Camera right – Perintah
sutradara kepada pemain untuk berputar atau bergerak, sesuai dengan sudut
pandang kamera.
Cut – Perintah sutradara ketika
proses pengambilan gambar selesai. Dengan perintah ini, maka aktivitas kamera
dan sound berhenti.
Cut and hold – Perintah
sutradara agar akting pemain dihentikan, tetapi pemain tetapmasih ada di
posisinya semula. Dengan perintah ini, sutradara ingin terlebih dulu memeriksa
kondisinya, apakah semua sudah sesuai atau belum.
Roll (Roll em) – Aba-aba dari
asisten sutradara agar kamera dan peralatan lainnya siap, karena sutradara
sudah siap.
Wrap – Perintah atau aba-aba
bahwa aktivitas syuting di hari itu sudah selesai.
Pascaproduksi
Aktivitas penting dalam tahapan pascaproduksi ini adalah melakukan proses
editing, seperti mengedit gambar, melakukan mixing, dan lain-lain. Sebelum
melakukan proses editing, editor tentu sudah terlebih dulu melakukan pembicaraan
(diskusi) dengan sutradara mengenai apa dan bagaimana film tersebut. Untuk
mempermudah tugasnya, dalam melakukan kerja editing, editor akan berpegangan
pada laporan-laporan seperti script
continuity report, camera report, dan sound
sheet report.
Setelah semuanya selesai, janganlah lupa buat laporan secara lengkap
mengenai proses produksi film, dan laporan keuangan. *** (sutirman eka ardhana)
Suplemen:
How
To Start Your First Amateur Movie?
KENAPA harus membuat film? Karena film adalah bentuk
seni yang menggabungkan berbagai unsur seni lainnya, seperti fotografi, acting,
komputer grafis, desain grafis dan masih banyak lagi. Dengan membuat film, kita
hampir bisa mempelajari hal-hal tersebut sekaligus.
Membuat film akan memberikan apresiasi yang lebih luas
akan dunia gambar bergerak ini. Anda akan lebih menghargai film-film kelas 2
yang selama ini selalu dimaki-maki apabila Anda telah merasakan betapa sulitnya
membuat film. Kita akan semakin berdecak kagum menyaksikan film-film terbaik
yang dibuat oleh sineas-sineas kelas dunia. Tapi di atas semua itu, membuat
film itu adalah kegiatan yang sangat menyenangkan!

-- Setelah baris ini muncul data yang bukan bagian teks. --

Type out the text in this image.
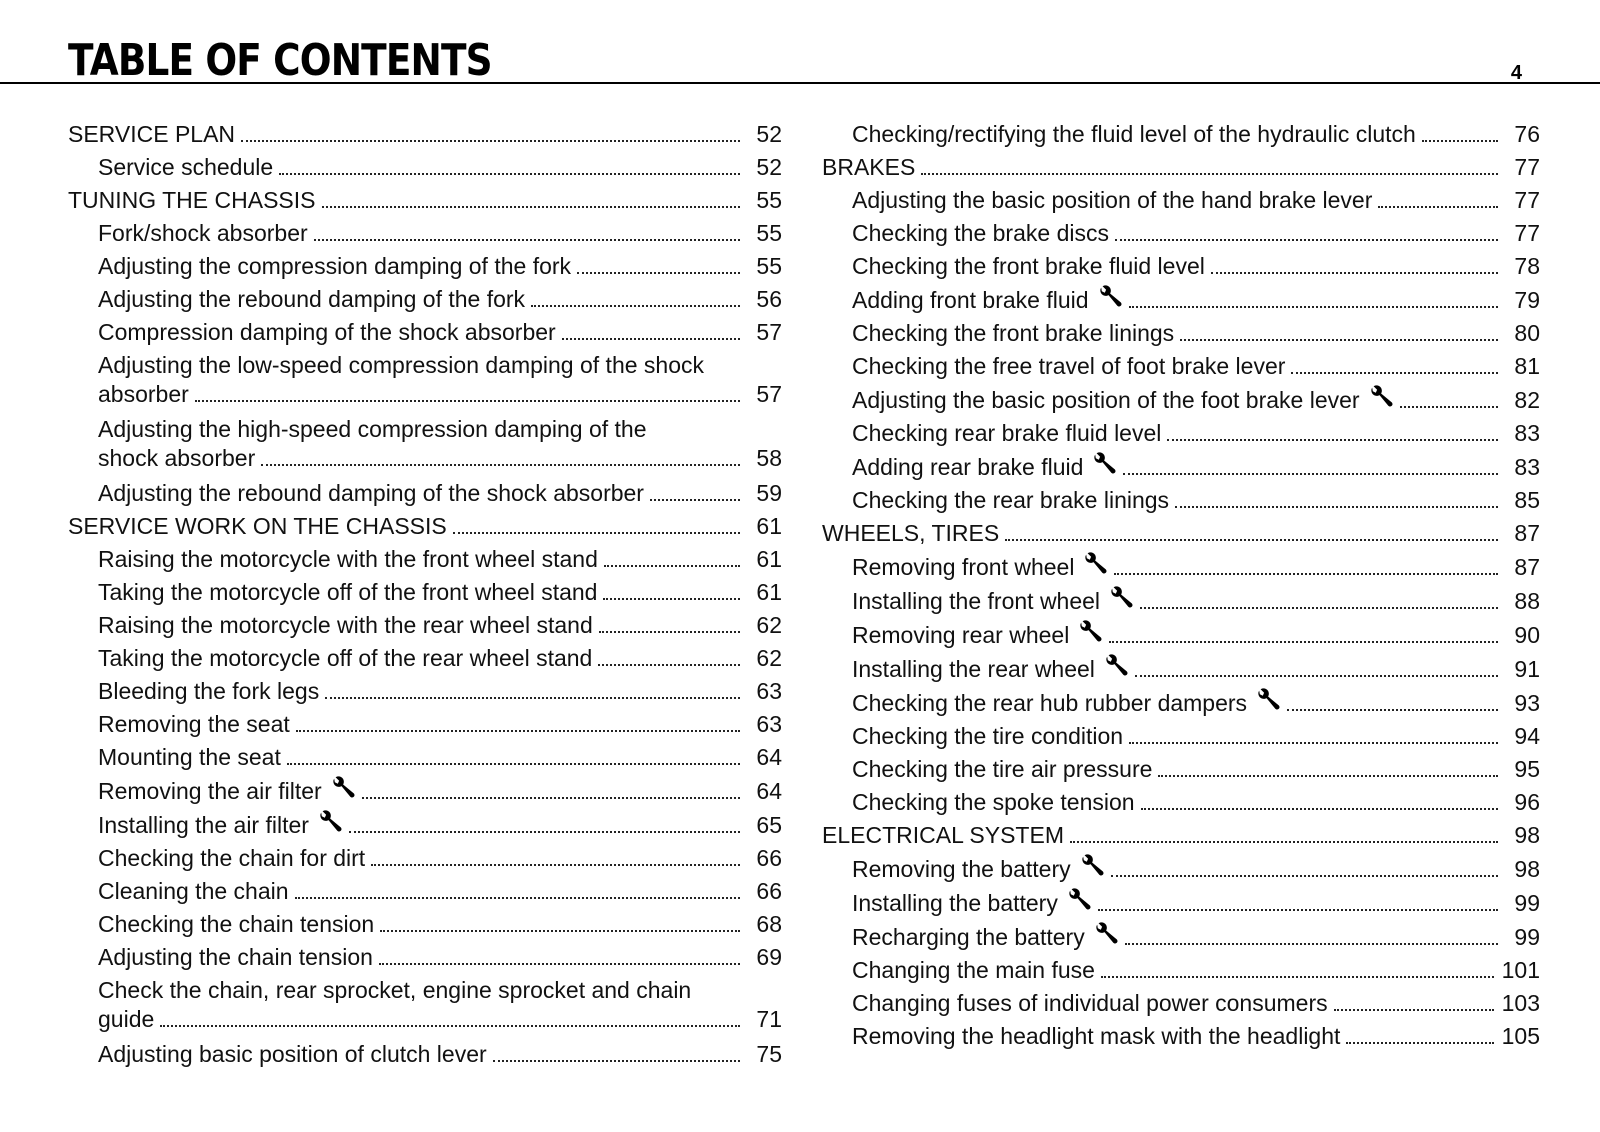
TABLE OF CONTENTS	4
SERVICE PLAN	52
Service schedule	52
TUNING THE CHASSIS	55
Fork/shock absorber	55
Adjusting the compression damping of the fork	55
Adjusting the rebound damping of the fork	56
Compression damping of the shock absorber	57
Adjusting the low-speed compression damping of the shock
absorber	57
Adjusting the high-speed compression damping of the
shock absorber	58
Adjusting the rebound damping of the shock absorber	59
SERVICE WORK ON THE CHASSIS	61
Raising the motorcycle with the front wheel stand	61
Taking the motorcycle off of the front wheel stand	61
Raising the motorcycle with the rear wheel stand	62
Taking the motorcycle off of the rear wheel stand	62
Bleeding the fork legs	63
Removing the seat	63
Mounting the seat	64
Removing the air filter	64
Installing the air filter	65
Checking the chain for dirt	66
Cleaning the chain	66
Checking the chain tension	68
Adjusting the chain tension	69
Check the chain, rear sprocket, engine sprocket and chain
guide	71
Adjusting basic position of clutch lever	75
Checking/rectifying the fluid level of the hydraulic clutch	76
BRAKES	77
Adjusting the basic position of the hand brake lever	77
Checking the brake discs	77
Checking the front brake fluid level	78
Adding front brake fluid	79
Checking the front brake linings	80
Checking the free travel of foot brake lever	81
Adjusting the basic position of the foot brake lever	82
Checking rear brake fluid level	83
Adding rear brake fluid	83
Checking the rear brake linings	85
WHEELS, TIRES	87
Removing front wheel	87
Installing the front wheel	88
Removing rear wheel	90
Installing the rear wheel	91
Checking the rear hub rubber dampers	93
Checking the tire condition	94
Checking the tire air pressure	95
Checking the spoke tension	96
ELECTRICAL SYSTEM	98
Removing the battery	98
Installing the battery	99
Recharging the battery	99
Changing the main fuse	101
Changing fuses of individual power consumers	103
Removing the headlight mask with the headlight	105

Tidak seperti film-film Hollywood
yang melibatkan budget besar dan konsep-konsep “penaklukan dunia”, kita dapat
membuat film sendiri tanpa tekanan dari pihak mana pun. Terima kasih pada
kemajuan teknologi, dengan sebuah handycam dan komputer rumah serta software
yang tepat, sebuah “gambar bergerak yang bercerita” dapat diproduksi.
Lupakan segala kekurangan yang ada; betapa buruknya
akting para pemain, suara yang tidak jelas terekam, dan jutaan movie
mistakes yang terjadi dalam satu adegan saja. It’s your first. It’s
amateur. It’s cheap. Pertanyaannya adalah, apakah Anda menikmati saat-saat
membuatnya? Kalau ya, maka ini adalah sebuah hobi yang sehat!
First thing first: Main
Rules to produce your first amateur movie:
1.
Anda harus enjoy dalam seluruh proses
pembuatannya.
2.
Jangan mengharapkan hasil yang
berlebihan.
3.
Jangan sekali-sekali menyakiti siapa pun
atau binatang apa pun! (Karena merekamnya dalam kamera akanmembahayakan diri
Anda sendiri).
What Makes the World
Go Round The Idea
Mencari ide untuk sebuah film itu susah-susah
gampang. Untuk film pertama kita,
beranjaklah dari hal-hal yang sederhan. Sederhana itu penting, karena bercerita
lewat media gambar untuk pertama kalinya tidaklah gampang. Kesederhanaan ide
akan mempermudah proses story telling film Anda.
Cobalah pikirkan bahwa Anda ingin menyampaikan sesuatu
pada teman dekat, keluarga, atau bahkan musuh Anda. Bagaimana Anda
mengatakannya? Cobalah menuliskannya dalam sebuah paragraph deskripsi. Atau
apakah Anda memiliki lelucon yang menurut Anda sangat lucu? Ingin mengejek
kehidupan seorang teman? Ingin mencurahkan uneg-uneg yang selama ini mengganggu
Anda?
Ide yang mudah untuk diraih adalah dengan mengacu pada
film favorit Anda. Suka The Sound of Music? Buatlah film musikal dengan
keluarga Anda. Atau Anda adalah penggemar Die Hard? Buat film pendek
mengenai penyanderaan bos Anda oleh teroris, yang berakhir dengan otak beliau
berserakan di lantai. Tentu hal ini akan sangat menghibur rekan-rekan di kantor
Anda (tapi tentu tidak dengan sang bos!).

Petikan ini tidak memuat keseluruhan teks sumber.